CIO Annual Letter

The last few days of 2016 have receded amidst continued pain for Asia's markets. The year had begun with a rally in Asia's equity and fixed income markets, but it ended in a slump. I wish performance had been better, but the sectors that rallied—materials, energy and other cyclicals—did so less due to fundamental reasons than due to expectations of inflationary conditions rising once again. Sectors with more robust secular growth profiles, such as health care, have recently suffered. This environment has been a difficult one for investors, including our team at Matthews Asia, which is focused on making long-term strategic decisions to buy secular growth at reasonable prices. But it is also an environment of which we have warned investors, one that I believe is transient, and so we intend to stick to our investment philosophy and our commitment to long-term growth, not short-term trading. But sentiment is against us right now.

Indeed, as markets have marched on since the victory of President-elect Donald Trump, each footstep seems to bring new confidence into the U.S. market, just as it sends tremors through the East. Expectations of higher inflation, easier regulations, and an America-first trade policy are being priced in as being a boon to the U.S. and a burden to Asia. But have the markets been marching blindly? Is the focus too much on NOW and too little on the far future? Has the market been relying too much on conventional wisdom, what it feels is true, rather than spending the time to think through the issues in a cooler, more logical fashion? If it has done so, it would not be surprising—given the shock and emotional reaction by many over Trump’s surprise win. And yes, I do believe that the market has gotten some things wrong.

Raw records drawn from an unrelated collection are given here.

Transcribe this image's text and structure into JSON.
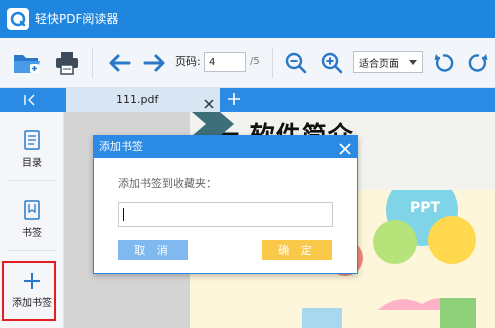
{
  "app": {
    "title": "轻快PDF阅读器"
  },
  "toolbar": {
    "page_label": "页码:",
    "current_page": "4",
    "total_pages": "/5",
    "zoom_mode": "适合页面"
  },
  "tabs": {
    "document": "111.pdf"
  },
  "sidebar": {
    "items": [
      {
        "label": "目录",
        "icon": "document-list-icon"
      },
      {
        "label": "书签",
        "icon": "bookmark-icon"
      },
      {
        "label": "添加书签",
        "icon": "plus-icon"
      }
    ]
  },
  "document": {
    "heading": "一  软件简介",
    "badge": "PPT"
  },
  "dialog": {
    "title": "添加书签",
    "prompt": "添加书签到收藏夹：",
    "input_value": "",
    "cancel_label": "取 消",
    "ok_label": "确 定"
  },
  "colors": {
    "titlebar": "#1f86e0",
    "accent": "#2b8ae3",
    "cancel_button": "#7fb9ef",
    "ok_button": "#fbc94a",
    "highlight": "#e02020"
  }
}
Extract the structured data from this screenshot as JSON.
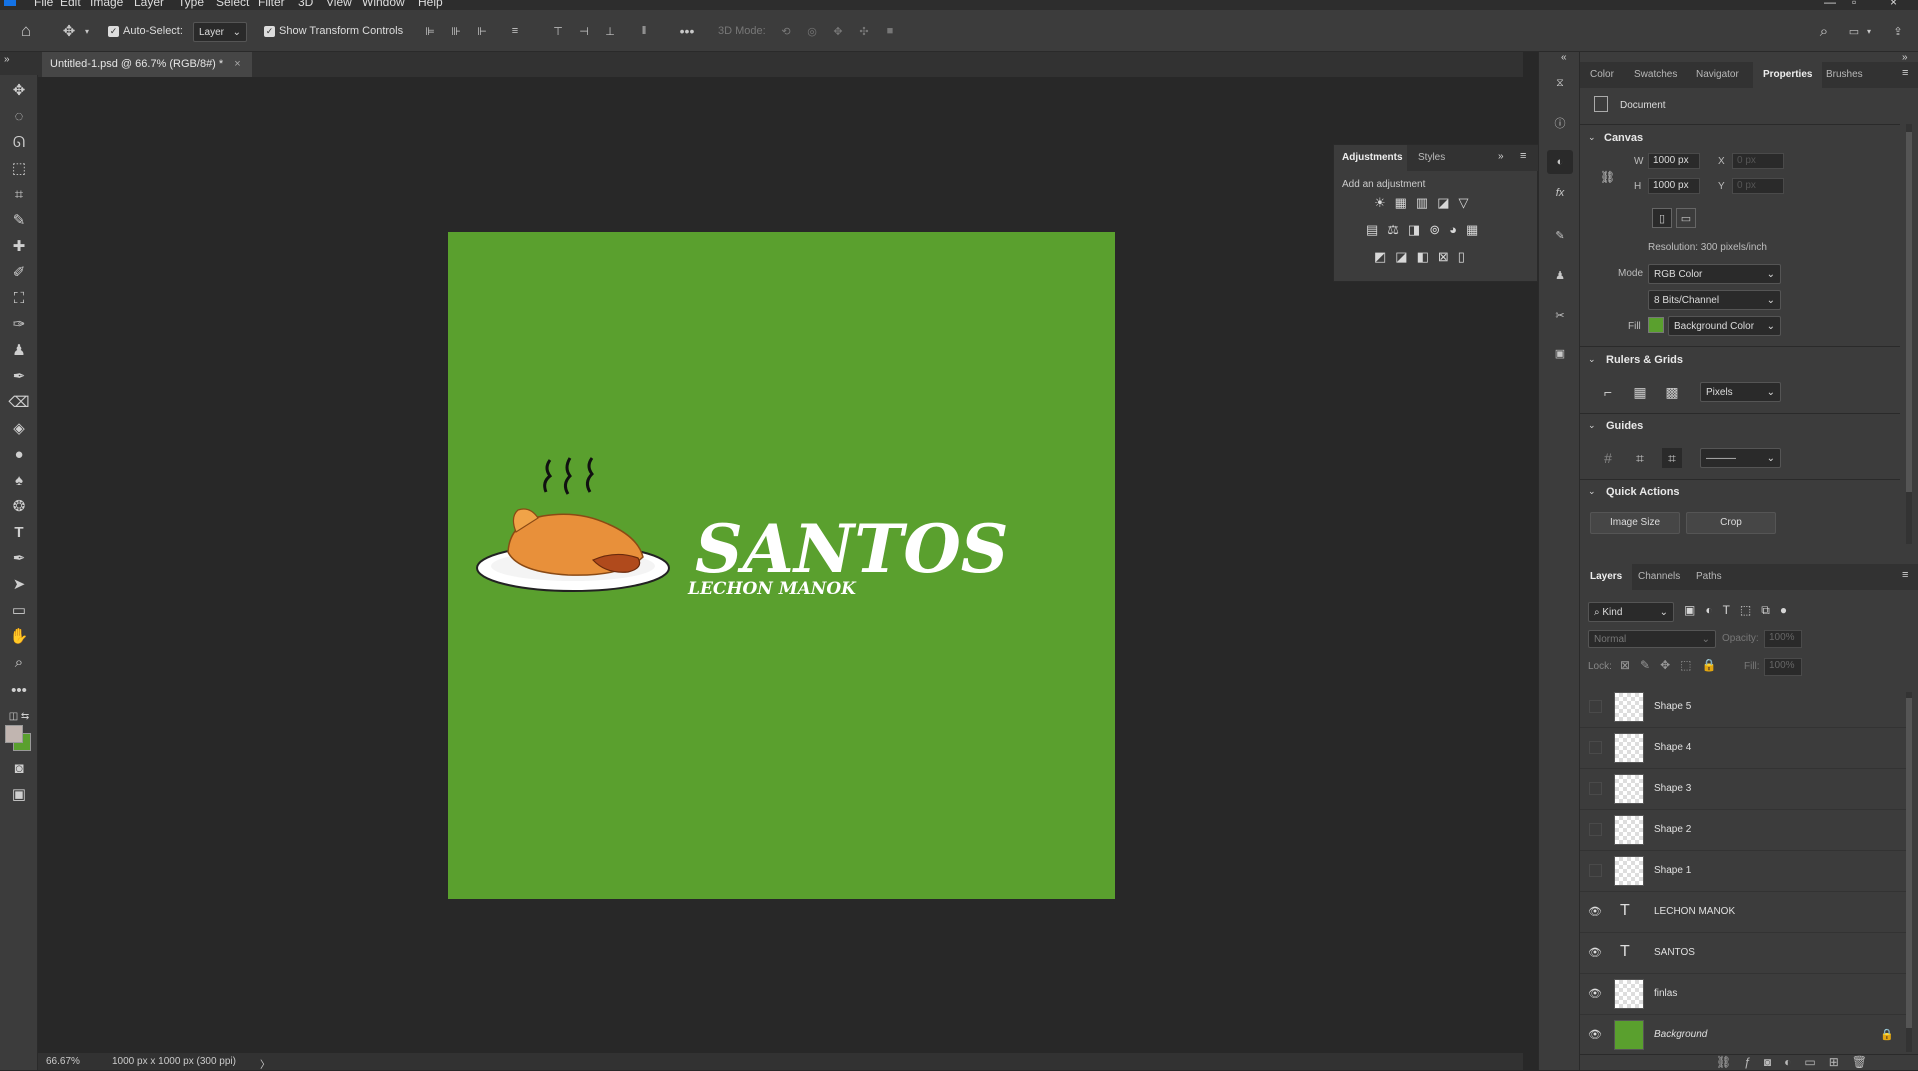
{
  "menubar": {
    "items": [
      "File",
      "Edit",
      "Image",
      "Layer",
      "Type",
      "Select",
      "Filter",
      "3D",
      "View",
      "Window",
      "Help"
    ]
  },
  "options_bar": {
    "auto_select_label": "Auto-Select:",
    "auto_select_target": "Layer",
    "show_transform_label": "Show Transform Controls",
    "mode_3d_label": "3D Mode:"
  },
  "document": {
    "tab_title": "Untitled-1.psd @ 66.7% (RGB/8#) *",
    "tab_close": "×",
    "background_color": "#5aa02e",
    "logo_title": "SANTOS",
    "logo_subtitle": "LECHON MANOK"
  },
  "status": {
    "zoom": "66.67%",
    "info": "1000 px x 1000 px (300 ppi)",
    "arrow": "〉"
  },
  "adjustments": {
    "tabs": [
      "Adjustments",
      "Styles"
    ],
    "hint": "Add an adjustment"
  },
  "properties": {
    "tabs": [
      "Color",
      "Swatches",
      "Navigator",
      "Properties",
      "Brushes"
    ],
    "active_tab": "Properties",
    "doc_label": "Document",
    "canvas_section": "Canvas",
    "w_label": "W",
    "w_value": "1000 px",
    "h_label": "H",
    "h_value": "1000 px",
    "x_label": "X",
    "x_placeholder": "0 px",
    "y_label": "Y",
    "y_placeholder": "0 px",
    "resolution": "Resolution: 300 pixels/inch",
    "mode_label": "Mode",
    "mode_value": "RGB Color",
    "bits_value": "8 Bits/Channel",
    "fill_label": "Fill",
    "fill_value": "Background Color",
    "fill_swatch": "#5aa02e",
    "rulers_section": "Rulers & Grids",
    "units_value": "Pixels",
    "guides_section": "Guides",
    "quick_actions_section": "Quick Actions",
    "image_size_button": "Image Size",
    "crop_button": "Crop"
  },
  "layers_panel": {
    "tabs": [
      "Layers",
      "Channels",
      "Paths"
    ],
    "kind_label": "Kind",
    "blend_mode": "Normal",
    "opacity_label": "Opacity:",
    "opacity_value": "100%",
    "lock_label": "Lock:",
    "fill_label": "Fill:",
    "fill_value": "100%",
    "layers": [
      {
        "name": "Shape 5",
        "visible": false,
        "type": "shape"
      },
      {
        "name": "Shape 4",
        "visible": false,
        "type": "shape"
      },
      {
        "name": "Shape 3",
        "visible": false,
        "type": "shape"
      },
      {
        "name": "Shape 2",
        "visible": false,
        "type": "shape"
      },
      {
        "name": "Shape 1",
        "visible": false,
        "type": "shape"
      },
      {
        "name": "LECHON MANOK",
        "visible": true,
        "type": "text"
      },
      {
        "name": "SANTOS",
        "visible": true,
        "type": "text"
      },
      {
        "name": "finlas",
        "visible": true,
        "type": "smart"
      },
      {
        "name": "Background",
        "visible": true,
        "type": "background"
      }
    ]
  }
}
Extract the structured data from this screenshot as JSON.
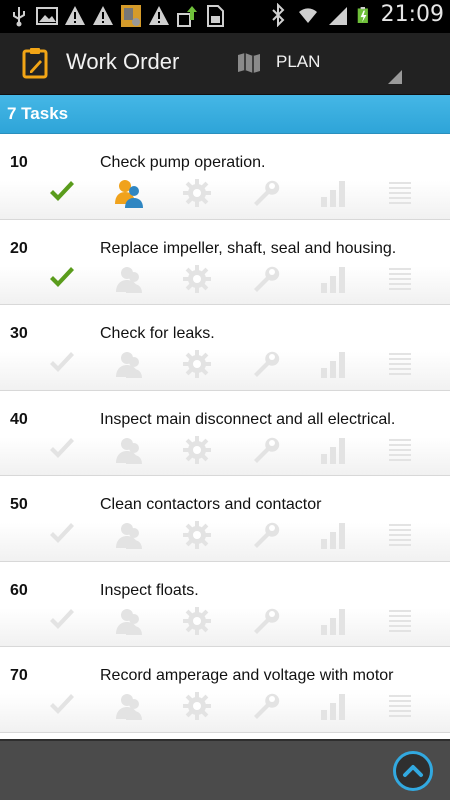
{
  "status_bar": {
    "time": "21:09",
    "left_icons": [
      "usb-icon",
      "image-icon",
      "warning-icon",
      "warning-icon",
      "app-icon",
      "warning-icon",
      "upload-icon",
      "sd-card-icon"
    ],
    "right_icons": [
      "bluetooth-icon",
      "wifi-icon",
      "signal-icon",
      "battery-charging-icon"
    ]
  },
  "action_bar": {
    "title": "Work Order",
    "plan_label": "PLAN",
    "app_icon": "clipboard-icon",
    "plan_icon": "map-icon"
  },
  "tasks_header": {
    "label": "7 Tasks"
  },
  "tasks": [
    {
      "number": "10",
      "title": "Check pump operation.",
      "completed": true,
      "has_labor": true
    },
    {
      "number": "20",
      "title": "Replace impeller, shaft, seal and housing.",
      "completed": true,
      "has_labor": false
    },
    {
      "number": "30",
      "title": "Check for leaks.",
      "completed": false,
      "has_labor": false
    },
    {
      "number": "40",
      "title": "Inspect main disconnect and all electrical.",
      "completed": false,
      "has_labor": false
    },
    {
      "number": "50",
      "title": "Clean contactors and contactor",
      "completed": false,
      "has_labor": false
    },
    {
      "number": "60",
      "title": "Inspect floats.",
      "completed": false,
      "has_labor": false
    },
    {
      "number": "70",
      "title": "Record amperage and voltage with motor",
      "completed": false,
      "has_labor": false
    }
  ],
  "colors": {
    "accent": "#2ea4d8",
    "check_active": "#5a9c1c",
    "icon_inactive": "#e3e3e3",
    "action_bar": "#222222",
    "bottom_bar": "#4b4b4b"
  },
  "bottom_bar": {
    "scroll_up_icon": "chevron-up-icon"
  }
}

First, the markets may be overestimating the inflationary stimulus from President-elect Trump’s economic policy. Tax cuts will raise the budget deficit, yes. But that will be offset by a faster pace of interest rates hikes by the Federal Reserve. Tax cuts that save money for the wealthiest and broaden the tax base at the bottom are more likely to be saved than spent. That is not stimulative. Plus, many on the new administration's economics team are advocates of hard money and tighter control over, even auditing, the Fed. This is not an environment in which it will be comfortable for the Fed's doves (those happy to see higher inflation) to operate.

Second, the markets may be overestimating the effects of looser regulation. Yes, there are costs associated with it, but it is not as if profits are at a low level. Indeed, they are close to peak levels of GDP. Where is the evidence that regulation has imposed high costs? The effect of tax cuts in the corporate tax rate are real—but for how long are they likely to persist? Perhaps the market is overestimating the boost to valuations from these potential events.

And the effect of trade tariffs? They are likely to impose costs—a one-off jump in import costs, on the U.S. consumer and businessman alike. The reaction in the markets has been stark—as if the U.S. was isolated to this effect and Asia is incredibly exposed. This is the old canard about Asia being an export-led economy. It is not. Asia grows because it saves, it invests and it reforms. The excess that it produces beyond its immediate needs, it exports. But that is not vital to its citizens' standard of living. Indeed, Asia would simply consume even more of what it produces (and it already consumes the vast majority) if tariffs became punitive. The short-term impact is likely to make the U.S. dollar stronger—but less trade means less cross-border investment and that could weaken the dollar further down the line.